店の主人が「なぜ燐寸がいいのかね」と聞いてきた。
店の宣伝が出来るからですよ、と、燐寸は答えた。
主人: 宣伝するためにどうするのかね?
燐寸: 燐寸の表紙に店の名前と住所、電話番号を書き入れるのですよ。
それを、お客さんに無償で配るのです。
燐寸: 配ると言っても、いちいち旦那さんがお客さんに配る必要はありません。
灰皿の横に置いておけばいいのです。
お客さんが勝手に自分で取りますよ。
主人: 煎餅や蒲鉾の袋に書いておくのはどうかね?
燐寸: 煎餅や蒲鉾は嵩張りますし、賞味期限もありますので、その取換えが大変です。
また逆に、食卓の上に重ねていたら好きなだけ持って行かれますし、
酒のツマミが売れなくなりますよ。
主人: なるほど。
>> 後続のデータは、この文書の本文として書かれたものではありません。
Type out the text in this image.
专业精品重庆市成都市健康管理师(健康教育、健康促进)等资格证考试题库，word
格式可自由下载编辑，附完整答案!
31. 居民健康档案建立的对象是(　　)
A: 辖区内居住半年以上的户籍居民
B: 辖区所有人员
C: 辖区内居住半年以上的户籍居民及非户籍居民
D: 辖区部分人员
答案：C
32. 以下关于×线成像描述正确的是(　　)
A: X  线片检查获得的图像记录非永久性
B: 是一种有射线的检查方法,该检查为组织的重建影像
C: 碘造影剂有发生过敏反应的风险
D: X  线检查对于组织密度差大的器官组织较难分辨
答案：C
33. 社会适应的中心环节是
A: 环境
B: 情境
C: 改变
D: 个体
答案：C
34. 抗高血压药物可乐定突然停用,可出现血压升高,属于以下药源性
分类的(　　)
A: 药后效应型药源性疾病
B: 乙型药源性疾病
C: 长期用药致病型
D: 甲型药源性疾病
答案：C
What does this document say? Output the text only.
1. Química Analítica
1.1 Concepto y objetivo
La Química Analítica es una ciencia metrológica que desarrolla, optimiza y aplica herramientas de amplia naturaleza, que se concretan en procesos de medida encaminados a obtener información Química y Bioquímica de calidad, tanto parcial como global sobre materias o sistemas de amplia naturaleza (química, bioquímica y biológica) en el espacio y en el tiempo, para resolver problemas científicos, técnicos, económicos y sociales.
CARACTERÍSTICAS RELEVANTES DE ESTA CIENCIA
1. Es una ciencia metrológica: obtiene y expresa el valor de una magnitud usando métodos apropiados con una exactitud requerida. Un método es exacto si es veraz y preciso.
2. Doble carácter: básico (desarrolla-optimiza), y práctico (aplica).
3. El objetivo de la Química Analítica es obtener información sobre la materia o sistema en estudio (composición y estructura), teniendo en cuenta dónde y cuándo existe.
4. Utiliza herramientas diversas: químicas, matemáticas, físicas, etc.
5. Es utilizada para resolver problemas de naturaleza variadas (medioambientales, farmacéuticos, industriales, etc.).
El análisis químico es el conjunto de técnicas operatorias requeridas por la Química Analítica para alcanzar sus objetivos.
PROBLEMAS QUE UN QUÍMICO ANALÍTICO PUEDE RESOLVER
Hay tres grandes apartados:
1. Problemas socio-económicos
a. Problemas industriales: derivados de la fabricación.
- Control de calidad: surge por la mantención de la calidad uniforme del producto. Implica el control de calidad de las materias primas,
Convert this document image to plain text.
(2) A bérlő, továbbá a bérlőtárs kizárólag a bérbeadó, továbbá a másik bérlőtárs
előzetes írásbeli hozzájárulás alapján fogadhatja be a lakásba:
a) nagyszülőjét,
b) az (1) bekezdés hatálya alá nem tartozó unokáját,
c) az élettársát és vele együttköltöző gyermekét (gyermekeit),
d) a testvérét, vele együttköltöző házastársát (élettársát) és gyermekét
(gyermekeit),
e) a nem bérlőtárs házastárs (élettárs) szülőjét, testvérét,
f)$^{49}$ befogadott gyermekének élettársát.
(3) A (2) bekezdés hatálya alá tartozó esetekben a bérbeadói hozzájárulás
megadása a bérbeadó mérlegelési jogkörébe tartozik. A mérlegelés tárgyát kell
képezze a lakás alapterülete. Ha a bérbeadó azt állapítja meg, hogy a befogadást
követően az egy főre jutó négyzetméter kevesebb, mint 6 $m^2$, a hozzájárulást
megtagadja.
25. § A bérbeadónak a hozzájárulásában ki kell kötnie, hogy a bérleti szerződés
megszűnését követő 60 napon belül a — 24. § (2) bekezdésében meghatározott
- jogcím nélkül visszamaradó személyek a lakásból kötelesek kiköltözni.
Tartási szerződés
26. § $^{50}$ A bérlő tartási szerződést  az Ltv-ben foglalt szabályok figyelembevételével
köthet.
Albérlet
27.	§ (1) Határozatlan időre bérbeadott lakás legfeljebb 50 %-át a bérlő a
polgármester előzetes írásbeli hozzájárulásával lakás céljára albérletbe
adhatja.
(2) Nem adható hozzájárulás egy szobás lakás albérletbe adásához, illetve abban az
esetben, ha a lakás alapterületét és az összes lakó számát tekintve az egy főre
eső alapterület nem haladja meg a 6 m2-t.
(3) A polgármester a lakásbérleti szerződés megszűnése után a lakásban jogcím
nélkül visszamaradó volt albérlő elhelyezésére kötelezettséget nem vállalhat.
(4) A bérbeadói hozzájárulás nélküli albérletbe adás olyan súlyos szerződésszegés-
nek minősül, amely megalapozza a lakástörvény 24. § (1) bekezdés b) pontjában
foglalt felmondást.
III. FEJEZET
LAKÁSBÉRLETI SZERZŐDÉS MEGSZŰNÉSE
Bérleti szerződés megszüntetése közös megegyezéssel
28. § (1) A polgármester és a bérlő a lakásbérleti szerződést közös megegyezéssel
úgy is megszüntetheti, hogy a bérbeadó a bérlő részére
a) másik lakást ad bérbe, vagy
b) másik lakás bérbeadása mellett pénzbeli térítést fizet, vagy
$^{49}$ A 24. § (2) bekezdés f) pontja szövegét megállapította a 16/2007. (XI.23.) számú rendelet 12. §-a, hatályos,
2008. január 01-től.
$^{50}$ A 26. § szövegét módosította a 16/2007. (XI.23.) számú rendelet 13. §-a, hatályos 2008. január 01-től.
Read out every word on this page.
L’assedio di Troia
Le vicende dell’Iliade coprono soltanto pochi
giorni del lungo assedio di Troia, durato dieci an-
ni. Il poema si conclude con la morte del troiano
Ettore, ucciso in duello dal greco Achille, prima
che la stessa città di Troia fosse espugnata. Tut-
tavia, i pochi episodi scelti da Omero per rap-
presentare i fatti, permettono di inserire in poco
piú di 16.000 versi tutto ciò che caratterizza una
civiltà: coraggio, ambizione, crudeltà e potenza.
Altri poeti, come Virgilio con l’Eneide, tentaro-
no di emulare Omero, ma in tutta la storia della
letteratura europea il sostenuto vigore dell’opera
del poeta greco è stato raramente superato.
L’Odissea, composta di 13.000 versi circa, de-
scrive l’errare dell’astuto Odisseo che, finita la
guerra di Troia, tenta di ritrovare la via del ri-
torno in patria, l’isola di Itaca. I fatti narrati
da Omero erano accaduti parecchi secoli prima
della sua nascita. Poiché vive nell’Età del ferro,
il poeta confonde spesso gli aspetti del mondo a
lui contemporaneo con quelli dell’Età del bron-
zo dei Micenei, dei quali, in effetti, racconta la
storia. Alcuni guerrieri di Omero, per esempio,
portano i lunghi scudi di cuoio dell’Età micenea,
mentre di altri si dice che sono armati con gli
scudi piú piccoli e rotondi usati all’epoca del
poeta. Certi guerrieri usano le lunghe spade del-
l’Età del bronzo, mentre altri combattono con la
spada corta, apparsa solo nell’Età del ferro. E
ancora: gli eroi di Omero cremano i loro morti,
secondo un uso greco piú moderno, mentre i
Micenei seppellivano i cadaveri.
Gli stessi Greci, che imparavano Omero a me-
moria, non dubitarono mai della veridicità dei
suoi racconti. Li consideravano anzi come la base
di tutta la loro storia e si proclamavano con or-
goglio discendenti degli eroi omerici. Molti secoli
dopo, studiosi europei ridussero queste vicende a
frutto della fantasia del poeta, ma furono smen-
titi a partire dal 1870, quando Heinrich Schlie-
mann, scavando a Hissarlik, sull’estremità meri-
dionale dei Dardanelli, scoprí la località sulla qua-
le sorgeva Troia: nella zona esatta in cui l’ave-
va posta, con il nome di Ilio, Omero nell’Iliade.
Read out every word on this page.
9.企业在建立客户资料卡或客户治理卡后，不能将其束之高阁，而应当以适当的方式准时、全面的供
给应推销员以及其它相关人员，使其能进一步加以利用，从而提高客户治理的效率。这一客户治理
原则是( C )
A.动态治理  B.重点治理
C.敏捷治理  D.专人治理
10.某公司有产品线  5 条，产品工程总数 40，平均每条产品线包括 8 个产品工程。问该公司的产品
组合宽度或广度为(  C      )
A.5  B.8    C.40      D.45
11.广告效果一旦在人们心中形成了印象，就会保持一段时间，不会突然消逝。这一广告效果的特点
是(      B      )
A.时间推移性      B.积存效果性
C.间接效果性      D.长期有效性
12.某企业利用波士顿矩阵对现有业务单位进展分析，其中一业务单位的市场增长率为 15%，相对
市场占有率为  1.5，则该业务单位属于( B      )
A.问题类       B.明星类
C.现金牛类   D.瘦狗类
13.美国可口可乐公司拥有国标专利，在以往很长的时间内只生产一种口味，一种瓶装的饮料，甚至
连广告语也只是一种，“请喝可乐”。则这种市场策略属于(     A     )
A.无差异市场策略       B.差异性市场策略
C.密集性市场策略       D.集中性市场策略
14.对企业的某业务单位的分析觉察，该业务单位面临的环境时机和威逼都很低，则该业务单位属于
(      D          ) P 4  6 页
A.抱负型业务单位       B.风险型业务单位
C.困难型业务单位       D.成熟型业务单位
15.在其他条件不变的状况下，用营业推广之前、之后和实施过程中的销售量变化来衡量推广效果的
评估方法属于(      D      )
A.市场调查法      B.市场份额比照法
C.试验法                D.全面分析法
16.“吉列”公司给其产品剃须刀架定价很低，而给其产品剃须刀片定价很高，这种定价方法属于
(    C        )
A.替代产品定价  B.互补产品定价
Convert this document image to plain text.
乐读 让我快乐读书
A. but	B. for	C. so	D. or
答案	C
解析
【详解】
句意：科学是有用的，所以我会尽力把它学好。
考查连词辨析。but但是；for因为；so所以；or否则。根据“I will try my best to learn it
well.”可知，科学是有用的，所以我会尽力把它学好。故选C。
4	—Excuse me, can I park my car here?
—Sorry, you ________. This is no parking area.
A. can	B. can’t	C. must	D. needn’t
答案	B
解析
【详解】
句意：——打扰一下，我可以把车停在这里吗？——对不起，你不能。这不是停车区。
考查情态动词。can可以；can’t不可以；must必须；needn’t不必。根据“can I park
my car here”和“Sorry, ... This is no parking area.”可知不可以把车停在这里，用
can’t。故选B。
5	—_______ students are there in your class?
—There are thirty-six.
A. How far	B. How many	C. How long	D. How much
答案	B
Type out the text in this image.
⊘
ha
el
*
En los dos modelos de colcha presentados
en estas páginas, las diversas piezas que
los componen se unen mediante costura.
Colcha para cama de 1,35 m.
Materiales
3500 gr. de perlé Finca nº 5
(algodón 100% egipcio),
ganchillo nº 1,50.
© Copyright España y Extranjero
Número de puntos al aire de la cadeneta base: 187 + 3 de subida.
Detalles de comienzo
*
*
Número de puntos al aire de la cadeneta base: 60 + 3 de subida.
では、この絵柄でお願いしよう。
店の主人は、青い柄を選び、試しに百個作ってくれ、と注文をくれた。
「毎度ありい~」と燐寸はお礼を言って、店を後にした。
そして、関門海峡を見下ろしながら小倉の空を飛び、大手町の燐寸工場に降り立った。
そこで燐寸は目を覚ました。
夢だったか・・ 懐かしい頃の夢をみたなあ。